The 2019 shallow water bid round was the first offer of new acreage for oil and gas exploration in Trinidad & Tobago since the downturn in global oil prices in late 2014.   The bid round, that closed earlier today, saw bp and Shell, the two major existing gas producers in Trinidad & Tobago jointly bidding on three of the six blocks on offer.  The joint bp and Shell bids were received for the three east coast blocks on offer, with no other bids being received for the blocks.  No bids were received for the two blocks off Trinidad’s north coast and for the one block on offer in the Gulf of Paria.

While it is disappointing that no bids were received on three blocks, it is encouraging that two major international oil and gas companies continue to express confidence in Trinidad & Tobago and are committed to further exploration activity. 

While competitive bid rounds do not typically attract much media attention, they are very important activities for the future of our oil and gas industry and hence the future fortunes of the entire national economy.  Traditionally, Trinidad & Tobago has followed a policy of inviting international oil and gas companies to bid on exploration blocks, with the intention of receiving the best possible offer available.

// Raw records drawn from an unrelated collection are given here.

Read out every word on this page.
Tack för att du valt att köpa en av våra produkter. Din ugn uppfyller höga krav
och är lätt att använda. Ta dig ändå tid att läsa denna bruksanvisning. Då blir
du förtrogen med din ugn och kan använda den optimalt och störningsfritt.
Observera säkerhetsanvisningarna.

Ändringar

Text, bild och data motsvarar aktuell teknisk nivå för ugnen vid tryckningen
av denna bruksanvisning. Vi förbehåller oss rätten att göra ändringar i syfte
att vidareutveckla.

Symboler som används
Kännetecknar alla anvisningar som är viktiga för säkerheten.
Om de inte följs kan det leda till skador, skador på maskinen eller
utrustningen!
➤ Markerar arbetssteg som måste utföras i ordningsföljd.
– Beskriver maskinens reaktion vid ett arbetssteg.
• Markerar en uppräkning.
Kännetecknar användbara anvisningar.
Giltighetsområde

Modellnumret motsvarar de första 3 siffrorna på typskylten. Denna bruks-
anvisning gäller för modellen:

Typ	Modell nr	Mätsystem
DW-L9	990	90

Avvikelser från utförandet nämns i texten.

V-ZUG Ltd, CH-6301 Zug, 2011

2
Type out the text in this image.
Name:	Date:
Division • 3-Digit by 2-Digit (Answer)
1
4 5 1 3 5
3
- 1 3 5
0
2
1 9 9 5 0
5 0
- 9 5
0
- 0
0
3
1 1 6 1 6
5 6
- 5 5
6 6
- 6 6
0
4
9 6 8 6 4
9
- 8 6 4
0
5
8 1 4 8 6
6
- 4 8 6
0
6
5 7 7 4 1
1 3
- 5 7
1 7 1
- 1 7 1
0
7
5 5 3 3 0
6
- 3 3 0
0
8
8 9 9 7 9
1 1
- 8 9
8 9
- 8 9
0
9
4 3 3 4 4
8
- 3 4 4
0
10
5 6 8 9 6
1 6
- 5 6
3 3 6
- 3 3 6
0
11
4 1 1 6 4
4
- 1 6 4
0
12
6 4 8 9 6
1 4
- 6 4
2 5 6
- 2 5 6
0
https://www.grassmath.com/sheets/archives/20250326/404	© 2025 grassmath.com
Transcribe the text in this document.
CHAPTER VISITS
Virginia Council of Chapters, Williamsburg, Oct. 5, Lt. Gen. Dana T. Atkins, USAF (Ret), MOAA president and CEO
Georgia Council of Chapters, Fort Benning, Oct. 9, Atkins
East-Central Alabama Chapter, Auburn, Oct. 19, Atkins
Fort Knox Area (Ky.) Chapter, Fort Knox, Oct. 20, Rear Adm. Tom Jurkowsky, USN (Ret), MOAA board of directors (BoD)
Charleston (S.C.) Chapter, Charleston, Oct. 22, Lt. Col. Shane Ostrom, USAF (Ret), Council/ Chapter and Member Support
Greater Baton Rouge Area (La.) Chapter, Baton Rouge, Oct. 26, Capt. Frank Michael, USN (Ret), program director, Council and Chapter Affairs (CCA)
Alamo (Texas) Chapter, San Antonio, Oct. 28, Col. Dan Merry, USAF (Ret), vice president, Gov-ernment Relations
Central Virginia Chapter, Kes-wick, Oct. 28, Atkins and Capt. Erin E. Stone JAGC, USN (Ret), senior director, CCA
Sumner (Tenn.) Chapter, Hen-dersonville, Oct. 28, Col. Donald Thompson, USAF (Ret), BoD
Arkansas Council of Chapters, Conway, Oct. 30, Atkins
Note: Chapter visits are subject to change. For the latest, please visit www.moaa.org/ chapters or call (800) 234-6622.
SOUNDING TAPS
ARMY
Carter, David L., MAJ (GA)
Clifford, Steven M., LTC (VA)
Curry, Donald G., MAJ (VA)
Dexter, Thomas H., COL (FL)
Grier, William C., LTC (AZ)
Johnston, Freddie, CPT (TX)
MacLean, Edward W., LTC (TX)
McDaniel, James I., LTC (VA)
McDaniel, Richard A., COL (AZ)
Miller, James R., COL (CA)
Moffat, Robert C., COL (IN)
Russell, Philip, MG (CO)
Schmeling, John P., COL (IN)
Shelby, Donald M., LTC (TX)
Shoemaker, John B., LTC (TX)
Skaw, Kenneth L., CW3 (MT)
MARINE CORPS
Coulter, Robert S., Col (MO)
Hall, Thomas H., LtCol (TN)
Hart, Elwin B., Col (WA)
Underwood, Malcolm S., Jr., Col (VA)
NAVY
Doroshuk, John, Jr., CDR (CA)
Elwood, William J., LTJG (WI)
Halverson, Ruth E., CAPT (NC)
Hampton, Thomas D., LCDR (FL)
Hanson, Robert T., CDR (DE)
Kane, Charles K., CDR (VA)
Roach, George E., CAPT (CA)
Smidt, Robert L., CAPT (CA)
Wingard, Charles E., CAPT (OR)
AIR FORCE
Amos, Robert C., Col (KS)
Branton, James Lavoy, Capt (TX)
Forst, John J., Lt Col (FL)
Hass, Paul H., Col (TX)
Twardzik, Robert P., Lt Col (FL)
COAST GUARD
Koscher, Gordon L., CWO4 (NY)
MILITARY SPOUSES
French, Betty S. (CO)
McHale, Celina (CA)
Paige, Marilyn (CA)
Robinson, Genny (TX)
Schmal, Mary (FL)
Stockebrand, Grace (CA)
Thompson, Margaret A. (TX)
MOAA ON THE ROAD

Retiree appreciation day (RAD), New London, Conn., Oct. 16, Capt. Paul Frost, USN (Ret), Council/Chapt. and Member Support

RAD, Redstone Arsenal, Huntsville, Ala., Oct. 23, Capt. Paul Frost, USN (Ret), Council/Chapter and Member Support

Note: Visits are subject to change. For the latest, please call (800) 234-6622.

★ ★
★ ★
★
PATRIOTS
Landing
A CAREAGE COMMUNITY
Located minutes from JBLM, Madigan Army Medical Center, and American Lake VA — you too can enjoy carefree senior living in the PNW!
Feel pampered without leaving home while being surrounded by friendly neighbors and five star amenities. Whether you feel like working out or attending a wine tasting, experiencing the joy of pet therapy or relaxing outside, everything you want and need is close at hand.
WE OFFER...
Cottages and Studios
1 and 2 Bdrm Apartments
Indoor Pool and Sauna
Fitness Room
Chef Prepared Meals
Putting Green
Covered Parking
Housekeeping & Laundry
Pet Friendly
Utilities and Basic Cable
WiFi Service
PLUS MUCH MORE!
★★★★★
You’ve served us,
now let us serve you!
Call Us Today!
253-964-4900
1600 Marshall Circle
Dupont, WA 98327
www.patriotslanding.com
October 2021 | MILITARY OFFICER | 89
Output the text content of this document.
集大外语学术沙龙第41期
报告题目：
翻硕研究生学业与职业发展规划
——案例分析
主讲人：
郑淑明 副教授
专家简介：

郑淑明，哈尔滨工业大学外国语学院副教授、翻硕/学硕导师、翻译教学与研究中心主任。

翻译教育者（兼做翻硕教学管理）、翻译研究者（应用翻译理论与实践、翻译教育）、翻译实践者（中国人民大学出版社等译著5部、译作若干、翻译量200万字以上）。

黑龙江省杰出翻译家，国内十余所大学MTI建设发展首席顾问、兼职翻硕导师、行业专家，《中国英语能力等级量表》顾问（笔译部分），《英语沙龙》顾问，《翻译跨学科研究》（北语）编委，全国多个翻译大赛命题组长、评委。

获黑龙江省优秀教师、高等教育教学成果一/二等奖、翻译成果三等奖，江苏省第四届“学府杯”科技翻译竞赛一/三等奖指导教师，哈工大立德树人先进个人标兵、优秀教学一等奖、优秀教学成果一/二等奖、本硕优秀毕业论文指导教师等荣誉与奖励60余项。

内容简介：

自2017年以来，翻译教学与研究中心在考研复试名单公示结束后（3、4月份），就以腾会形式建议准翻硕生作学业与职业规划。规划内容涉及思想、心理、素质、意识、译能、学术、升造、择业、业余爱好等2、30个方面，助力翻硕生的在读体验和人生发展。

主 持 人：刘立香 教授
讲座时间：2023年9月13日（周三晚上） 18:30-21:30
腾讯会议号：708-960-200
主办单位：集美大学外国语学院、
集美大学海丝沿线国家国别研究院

Under the production sharing contract system utilised in Trinidad & Tobago, companies make bids based on:

  1. Commitments on exploration activity (e.g. the number of wells they will drill and their seismic data acquisition) and

  2. The share of oil and gas production they will accept in exchange for developing any commercial discoveries.

The Ministry of Energy’s objective is to try to get the best possible offers for the people of Trinidad & Tobago, while oil and gas companies will make an offer that they think will still win them the block when competing against other companies.   In addition to looking at the geology to determine the likelihood of a successful exploration campaign, companies will also assess the economics of the production sharing contracts being offered by the Ministry of Energy before deciding on whether to make a bid or not.  In the case of acreage that is considered mainly gas prone (rather than oil prone) one of the major factors in a company’s decision to bid would be if they will be able to develop a market for any commercial discoveries.  

The Ministry of Energy will now have to evaluate the joint offers from bp and Shell to determine if they meet their minimum expectations for the blocks and may enter into negotiations to come to a final agreement.  For the other three blocks that received no bids, the Ministry will have to go back to the drawing board and determine if they need to make changes to the offer in order to attract bids in the future.  This might include changes to the proposed fiscal terms and/or conducting further geological studies aimed at reducing the risk for any future exploration programme.